Women like Iliana Vasquez have, over the past fifteen years, increasingly challenged gender norms within Mexican-American music. A graduate student in the Department of Mexican American and Latina/o Studies, Iliana has combined the academic side of conjunto music with her own experience performing. With previous experience in mariachi, Iliana rejected the violin and trumpet – the only instruments that women were expected to play – in favor of the guitar. “I’ve been unconsciously…challenging the gender norms in music” Iliana states on her experience in mariachi. “I didn’t go for violin…There was a reason I went for guitar. Because I wanted to, and there weren’t that many women playing it.” It was the accordion, however, that would be the greatest fit. Like Ms. Ybarra, the accordion felt like fate. As Iliana states, “I’m more comfortable playing [the accordion] than the other ones. It’s just a feeling that something’s in here.”
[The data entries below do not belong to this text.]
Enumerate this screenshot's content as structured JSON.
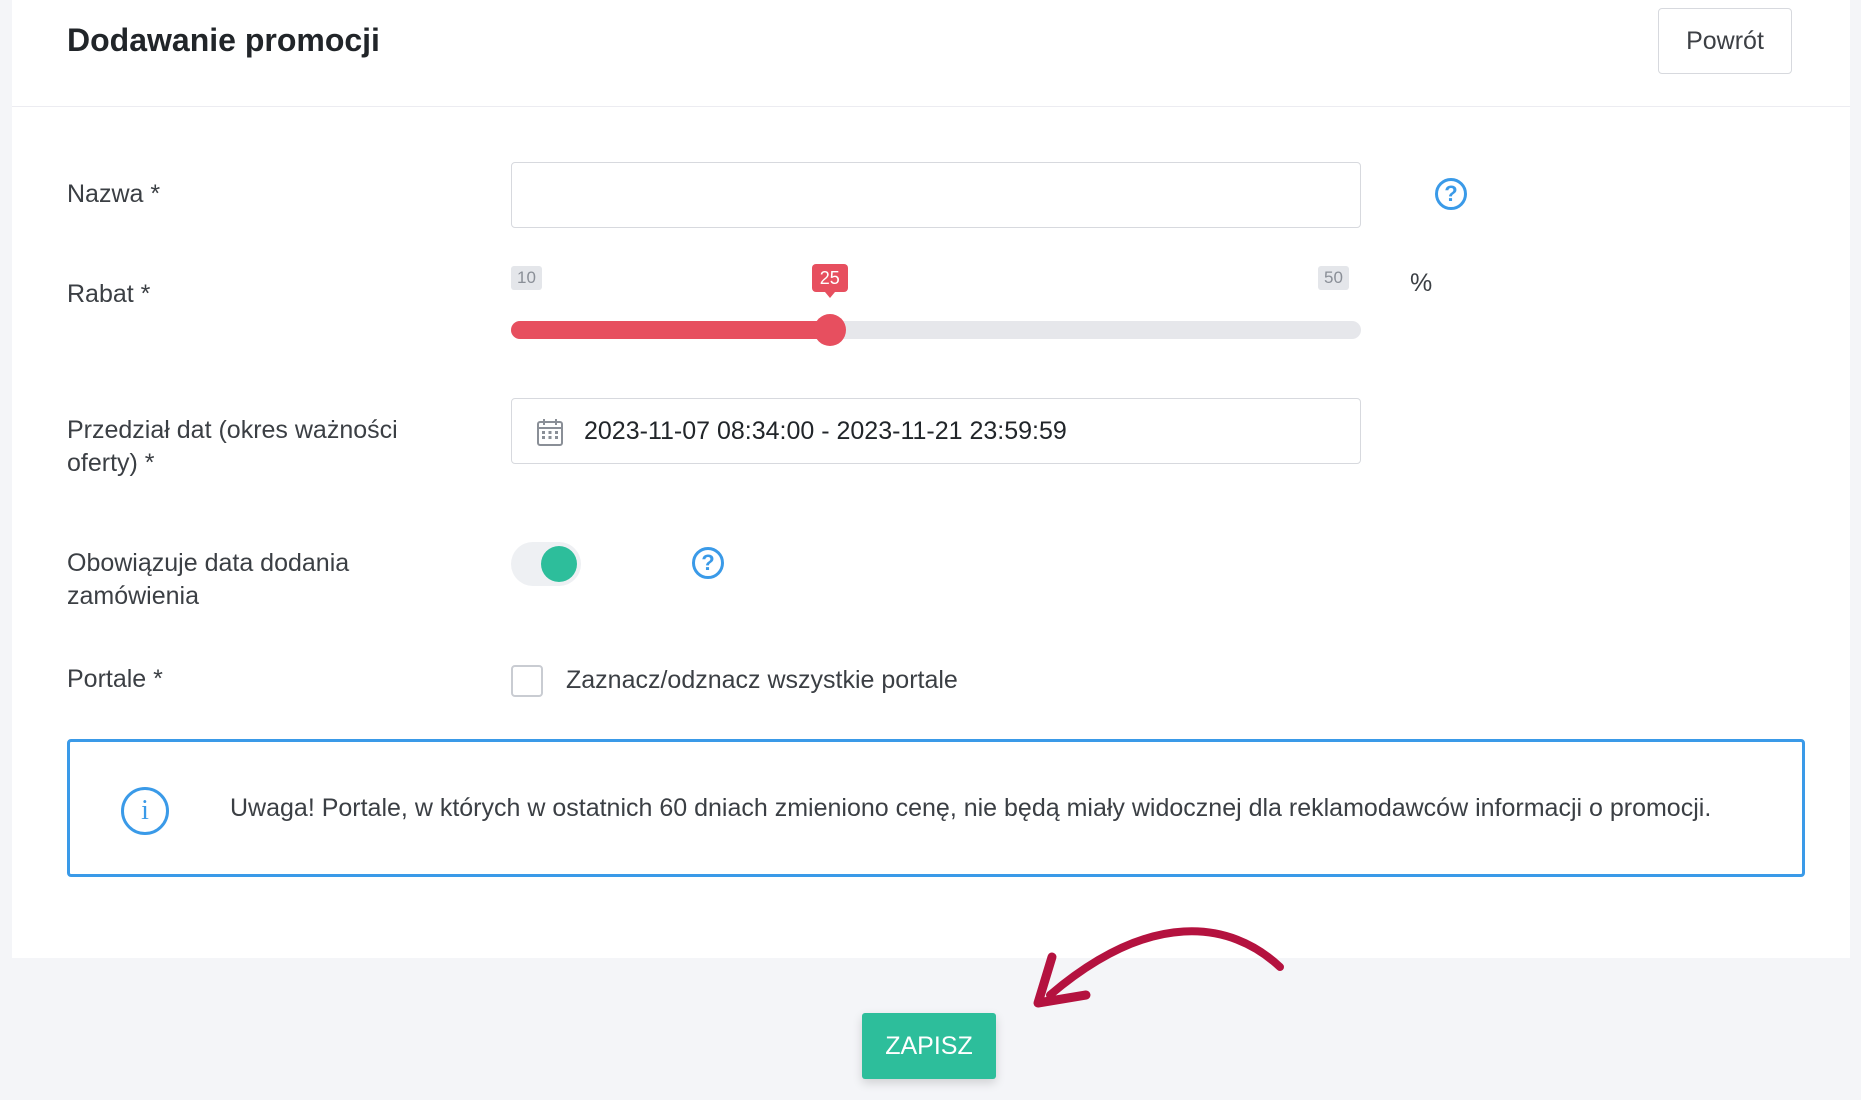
{
  "header": {
    "title": "Dodawanie promocji",
    "back_label": "Powrót"
  },
  "form": {
    "name": {
      "label": "Nazwa *",
      "value": "",
      "placeholder": ""
    },
    "discount": {
      "label": "Rabat *",
      "min": "10",
      "max": "50",
      "value": "25",
      "unit": "%"
    },
    "dates": {
      "label": "Przedział dat (okres ważności oferty) *",
      "value": "2023-11-07 08:34:00 - 2023-11-21 23:59:59"
    },
    "order_date": {
      "label": "Obowiązuje data dodania zamówienia",
      "enabled": true
    },
    "portals": {
      "label": "Portale *",
      "select_all_label": "Zaznacz/odznacz wszystkie portale",
      "checked": false
    }
  },
  "alert": {
    "text": "Uwaga! Portale, w których w ostatnich 60 dniach zmieniono cenę, nie będą miały widocznej dla reklamodawców informacji o promocji."
  },
  "footer": {
    "save_label": "ZAPISZ"
  },
  "colors": {
    "accent_green": "#2dbe9b",
    "slider_red": "#e74f5f",
    "info_blue": "#3a9ae8",
    "arrow": "#b4123f"
  },
  "icons": [
    "help-icon",
    "calendar-icon",
    "info-icon",
    "curved-arrow-icon"
  ]
}
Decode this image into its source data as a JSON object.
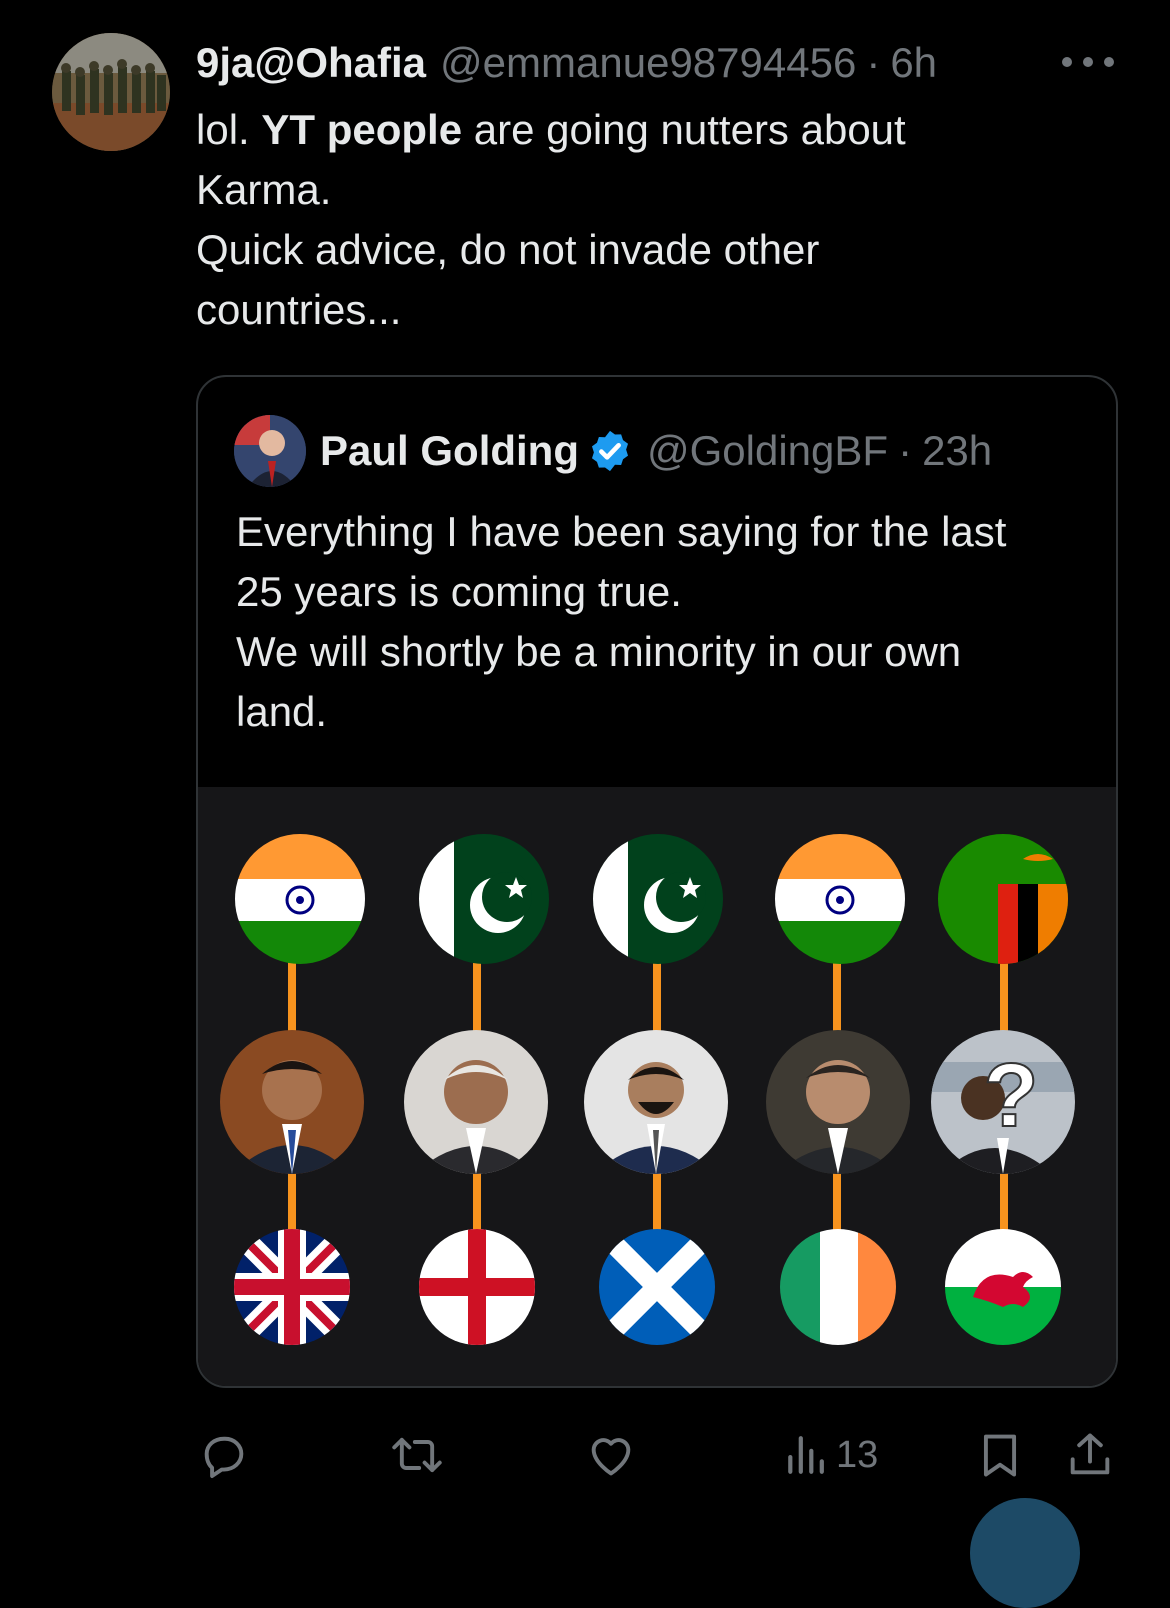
{
  "tweet": {
    "display_name": "9ja@Ohafia",
    "handle": "@emmanue98794456",
    "separator": "·",
    "time": "6h",
    "avatar_icon": "soldiers-photo-avatar",
    "text_lines": [
      {
        "plain_before": "lol. ",
        "bold": "YT people",
        "plain_after": " are going nutters about"
      },
      {
        "text": "Karma."
      },
      {
        "text": "Quick advice, do not invade other"
      },
      {
        "text": "countries..."
      }
    ]
  },
  "quoted_tweet": {
    "display_name": "Paul Golding",
    "verified_icon": "verified-badge-icon",
    "handle": "@GoldingBF",
    "separator": "·",
    "time": "23h",
    "text_lines": [
      "Everything I have been saying for the last",
      "25 years is coming true.",
      "We will shortly be a minority in our own",
      "land."
    ],
    "image": {
      "columns": [
        {
          "origin_flag": "india-flag",
          "person": "politician-photo-1",
          "country_flag": "union-jack-flag"
        },
        {
          "origin_flag": "pakistan-flag",
          "person": "politician-photo-2",
          "country_flag": "england-flag"
        },
        {
          "origin_flag": "pakistan-flag",
          "person": "politician-photo-3",
          "country_flag": "scotland-flag"
        },
        {
          "origin_flag": "india-flag",
          "person": "politician-photo-4",
          "country_flag": "ireland-flag"
        },
        {
          "origin_flag": "zambia-flag",
          "person": "unknown-person-question-mark",
          "country_flag": "wales-flag"
        }
      ],
      "question_mark": "?"
    }
  },
  "actions": {
    "reply_icon": "reply-icon",
    "repost_icon": "repost-icon",
    "like_icon": "like-icon",
    "views_icon": "views-icon",
    "views_count": "13",
    "bookmark_icon": "bookmark-icon",
    "share_icon": "share-icon"
  },
  "colors": {
    "background": "#000000",
    "text": "#e7e9ea",
    "muted": "#71767b",
    "verified": "#1d9bf0",
    "connector": "#f7931e"
  }
}
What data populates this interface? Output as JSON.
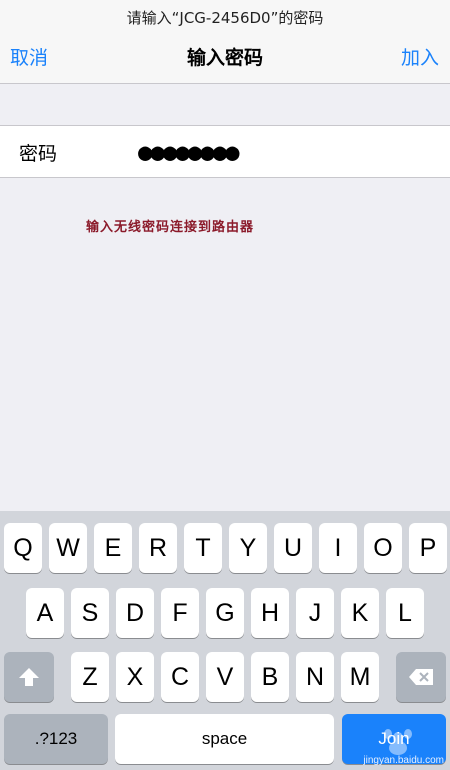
{
  "header": {
    "prompt": "请输入“JCG-2456D0”的密码",
    "cancel_label": "取消",
    "title": "输入密码",
    "join_label": "加入"
  },
  "form": {
    "password_label": "密码",
    "password_value": "●●●●●●●●"
  },
  "annotation": "输入无线密码连接到路由器",
  "keyboard": {
    "row1": [
      "Q",
      "W",
      "E",
      "R",
      "T",
      "Y",
      "U",
      "I",
      "O",
      "P"
    ],
    "row2": [
      "A",
      "S",
      "D",
      "F",
      "G",
      "H",
      "J",
      "K",
      "L"
    ],
    "row3": [
      "Z",
      "X",
      "C",
      "V",
      "B",
      "N",
      "M"
    ],
    "numbers_label": ".?123",
    "space_label": "space",
    "join_label": "Join",
    "shift_icon": "shift-icon",
    "backspace_icon": "backspace-icon"
  },
  "watermark": {
    "text": "jingyan.baidu.com"
  },
  "colors": {
    "accent": "#1a82fb",
    "annotation": "#8b1a2a",
    "background": "#efeff4",
    "keyboard": "#d2d5db"
  }
}
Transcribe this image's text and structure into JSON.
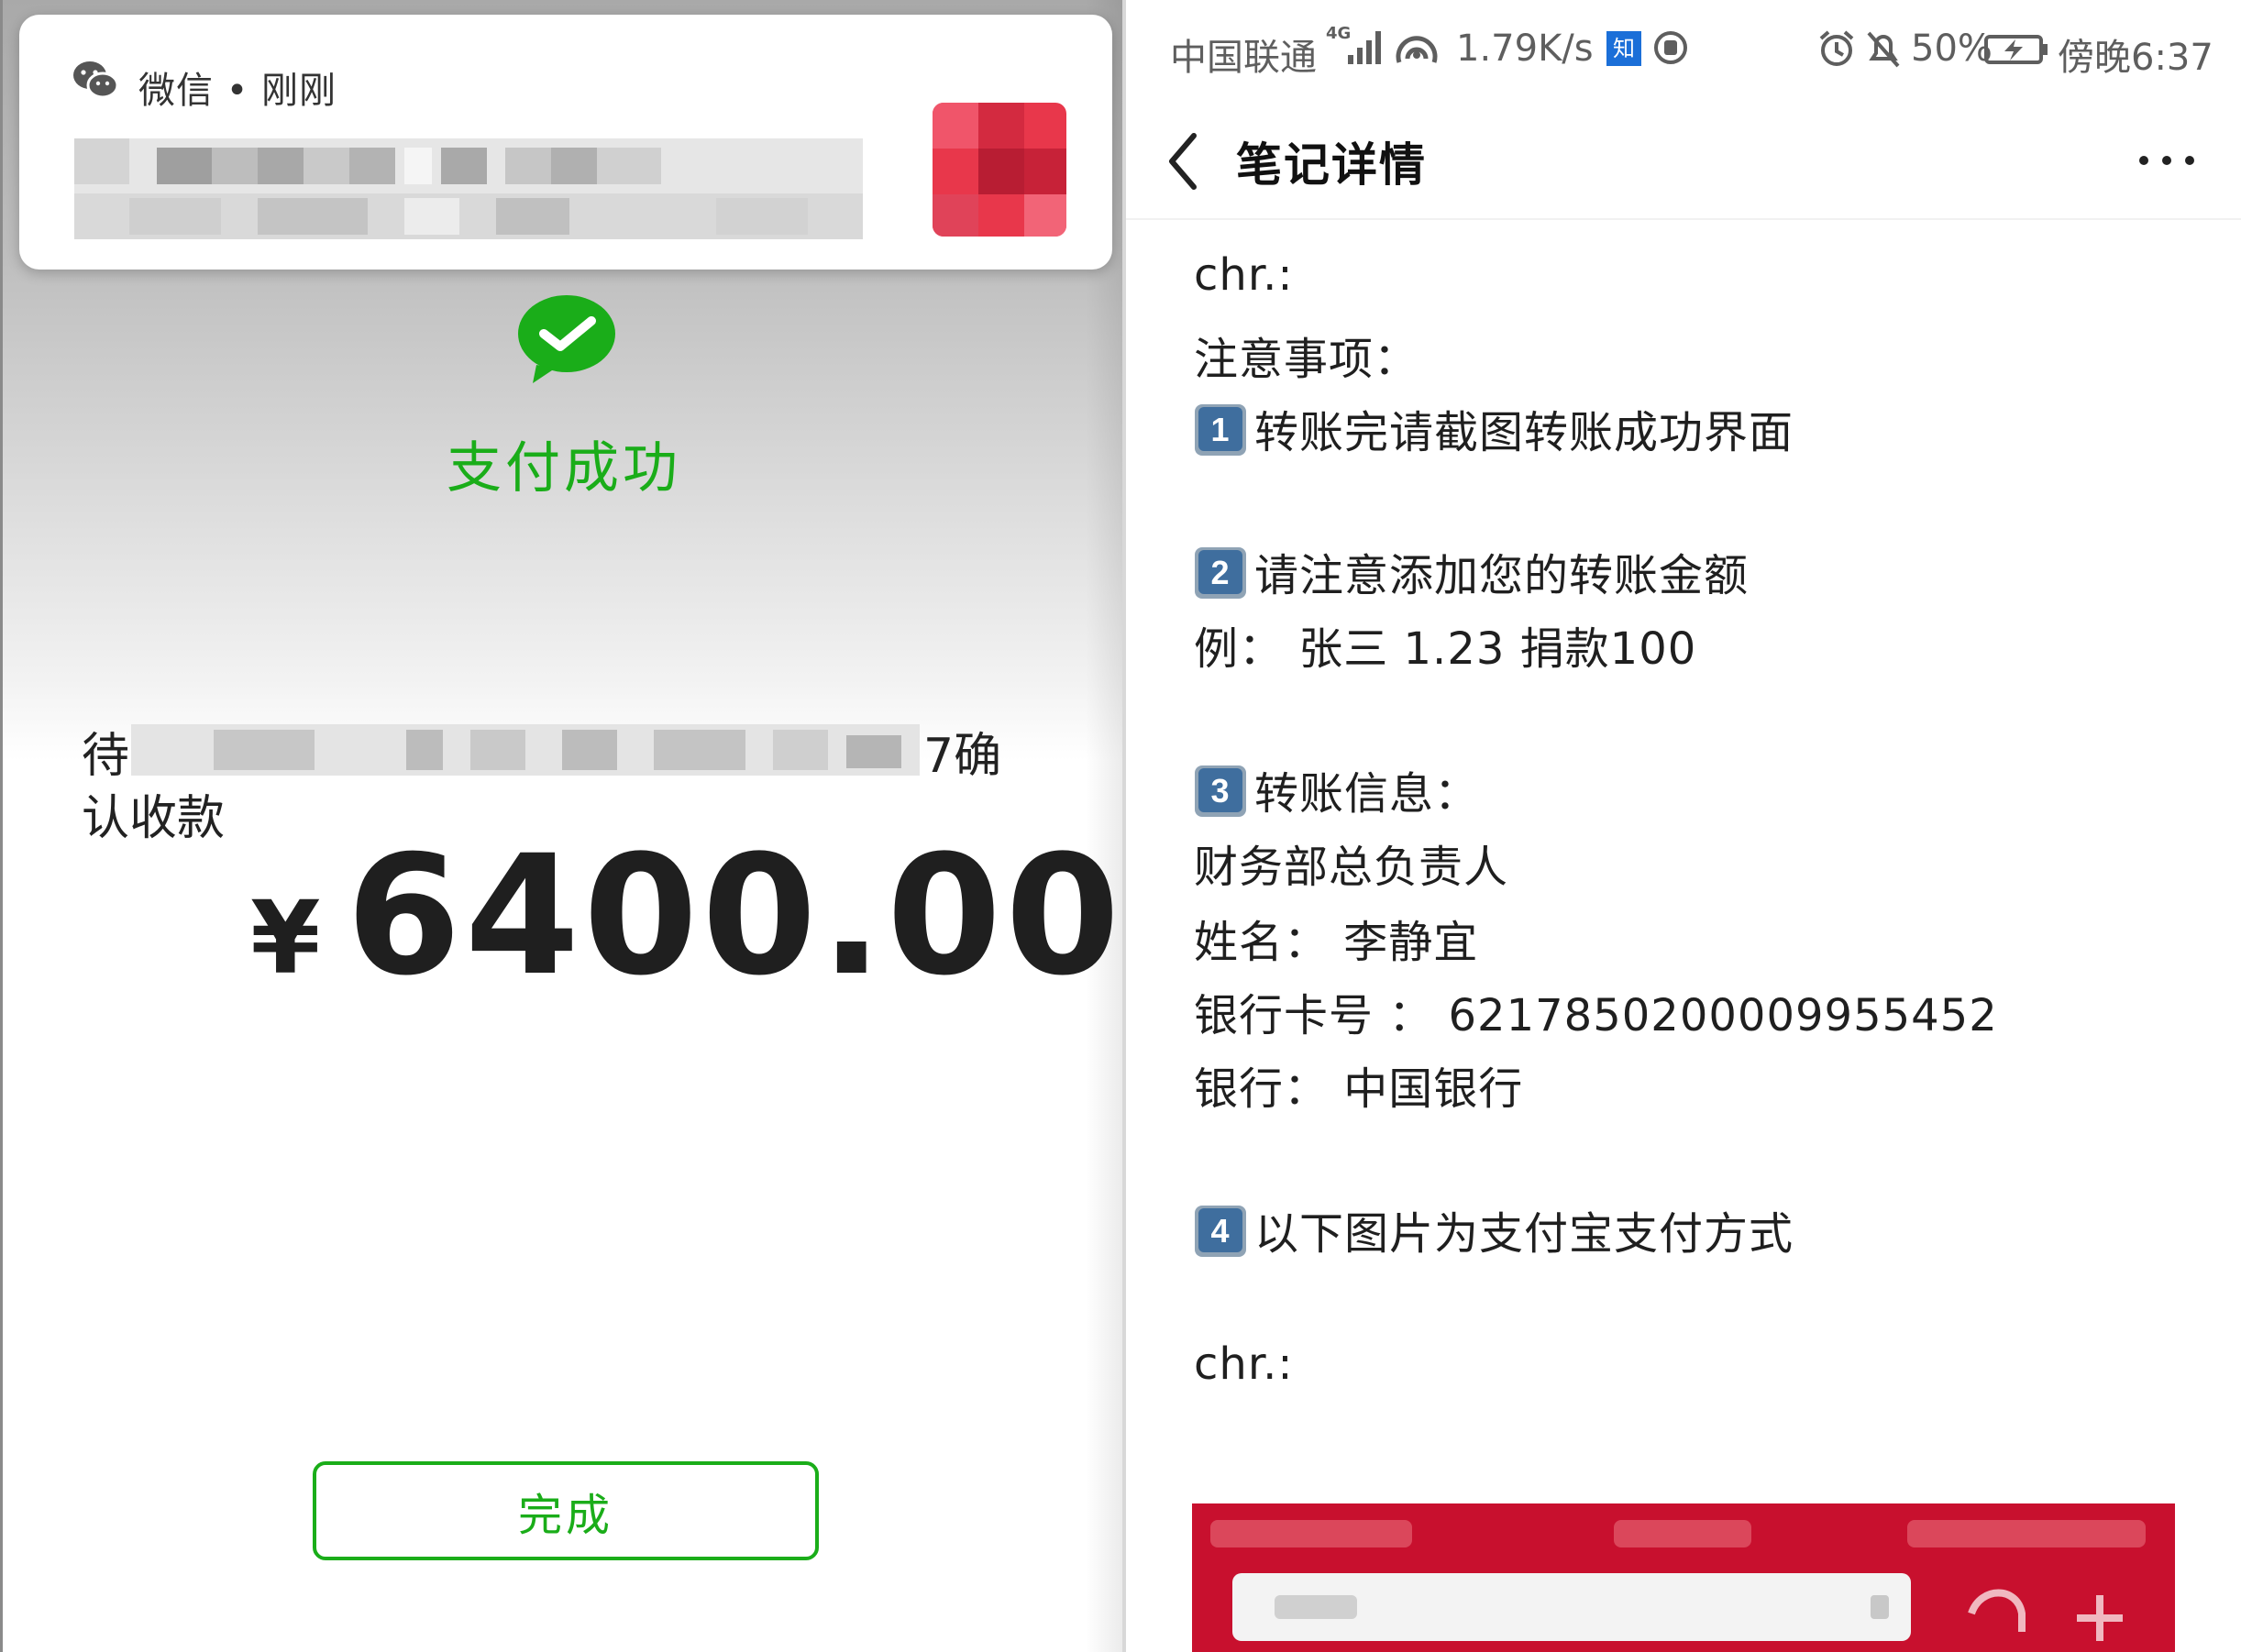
{
  "left": {
    "notification": {
      "app_label": "微信 • 刚刚"
    },
    "success_text": "支付成功",
    "confirm_prefix": "待",
    "confirm_suffix": "7确",
    "confirm_line2": "认收款",
    "currency": "¥",
    "amount": "6400.00",
    "done_label": "完成",
    "colors": {
      "wechat_green": "#1aad19"
    }
  },
  "right": {
    "status_bar": {
      "carrier": "中国联通",
      "network": "4G",
      "speed": "1.79K/s",
      "battery": "50%",
      "time": "傍晚6:37",
      "badge": "知"
    },
    "title": "笔记详情",
    "note_lines": [
      "chr.:",
      "注意事项：",
      "转账完请截图转账成功界面",
      "请注意添加您的转账金额",
      "例：  张三 1.23 捐款100",
      "转账信息：",
      "财务部总负责人",
      "姓名：  李静宜",
      "银行卡号 ：  6217850200009955452",
      "银行：  中国银行",
      "以下图片为支付宝支付方式",
      "chr.:"
    ],
    "keycap_numbers": [
      "1",
      "2",
      "3",
      "4"
    ]
  }
}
Unlike Ms. Ybarra, however, it was Iliana’s mother that pushed her to pursue an interest in accordion. While her brother was the first to ask for a piano, it was Iliana who continued to play well after he lost interest. Well before her interest towards accordions in the first place, she recalls her mother “Whispering in my ear [when] leaving the music store, ‘Did you see the accordions? Which ones do you like?’” The first time that Iliana and Ms. Ybarra met is also due to Iliana’s mother. Iliana remembers this first encounter: “She was actually there when me and Eva met. She was the one who pushed me to get up onstage and play a song with Eva…I was nervous, but my Mom was the one who pushing me. She’s very proud of me.” The result of this meeting would lead to Ms. Ybarra and Iliana participating in the Apprenticeship Program, as Iliana learns from Eva, eventually creating her own unique style of playing that can be deemed characteristically Iliana.
There is still a close tie to one’s roots, however. Ms. Ybarra has traveled to, played, and taught in places like Seattle and New York City. But she is proud of being born and raised in San Antonio, a place she has no intention of leaving. She continues to live in the same neighborhood where she grew up, playing for the people she loves. “I belong to the people,” Ms. Ybarra states. “I belong to them.” Iliana, too, for incorporating methods of jazz into conjunto playing, still regards traditional conjunto songs as important. She remarks, “There are…songs that I like that are super traditional, and I just like them that way.” The ultimate goal for Iliana is to combine what she has learned about conjunto through academic publications with her own experience performing the music itself, something she feels is underrepresented when discussing conjunto. But as Iliana herself continues to challenges traditional ideas of what is acceptable when playing conjunto music, Ms. Ybarra sees the critiques as a form of empowerment. “There’s a lot of people who are going to say, ‘I don’t like the way she plays.’ Don’t listen to them; they did that to me. It’ll make you stronger. If they don’t like the way you play, then practice more.”